Since then, Littlelilly visited me every day, every day settling on my TV, then on my belly or chest; the ritual was always the same – trotting, stroking, purring, falling asleep, meowing and leaving me all alone with warmed chest. She never stayed over. She never had the courage to fall asleep with me, as if she was still afraid I could do her bad when she was dreaming. During the time I managed to cure her, her fur begun to gleam, all the wounds closed up, even the nasty wound on her head stopped being a problem; the catkin started to smell like me.
One day, however, I made some little mistake, maybe it was just unexpected background noise which made the cat take offence and with loud meow and snorting she ran out of my house and I didn't see her for a long time. Once again I lost hope, I've almost forgotten about her, even stopped putting food in front of my house.

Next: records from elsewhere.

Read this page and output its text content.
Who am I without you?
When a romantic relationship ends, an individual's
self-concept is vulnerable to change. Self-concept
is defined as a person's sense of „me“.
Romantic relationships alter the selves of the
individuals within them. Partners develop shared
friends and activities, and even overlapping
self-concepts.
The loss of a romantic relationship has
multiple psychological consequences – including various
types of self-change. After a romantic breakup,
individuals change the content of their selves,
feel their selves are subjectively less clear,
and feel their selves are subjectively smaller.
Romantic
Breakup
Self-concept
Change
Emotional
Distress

One autumn evening she appeared once more on my pathway in the same spot as at the first time, again starved, dirty and cut. I was glad, wanted to greet her with a piece of her favourite chicken liver, but I was too fast, Littlelilly disappeared in the thicket of leafless hedge. I left the delights on the pathway and got back home. After a while I could see her approaching the food, grabbing it and disappearing one more time. Again, I had to tame her, again the same gestures and movements, my overprotection and uncomfortable poses at the expense of her comfort. But it all paid off. We spent winter evenings together, sometimes even whole days, but never ever the nights. Even during the hardest frost she'd rather go out than stay with me. For such a contingency, I've prepared in the toolshed a warm and cosy bed, I've even took care of fresh food and water.
***
Our hide-and-seek lasts for eight years. Every time, it's either me who forgets to leave the door opened for her, or she, running away scared by an accidental noise. But she always comes back. Or I recall her, seeing her on the pathway. Lately, I put the food for her more often, I take more care of her. As I feel it's worth doing. I know that even if she'll run away, she'll always come back, happy, purring, wanting for me to stroke her and to feel the warmth of my house. That's why I love her and believe that one time she'll stay for the night.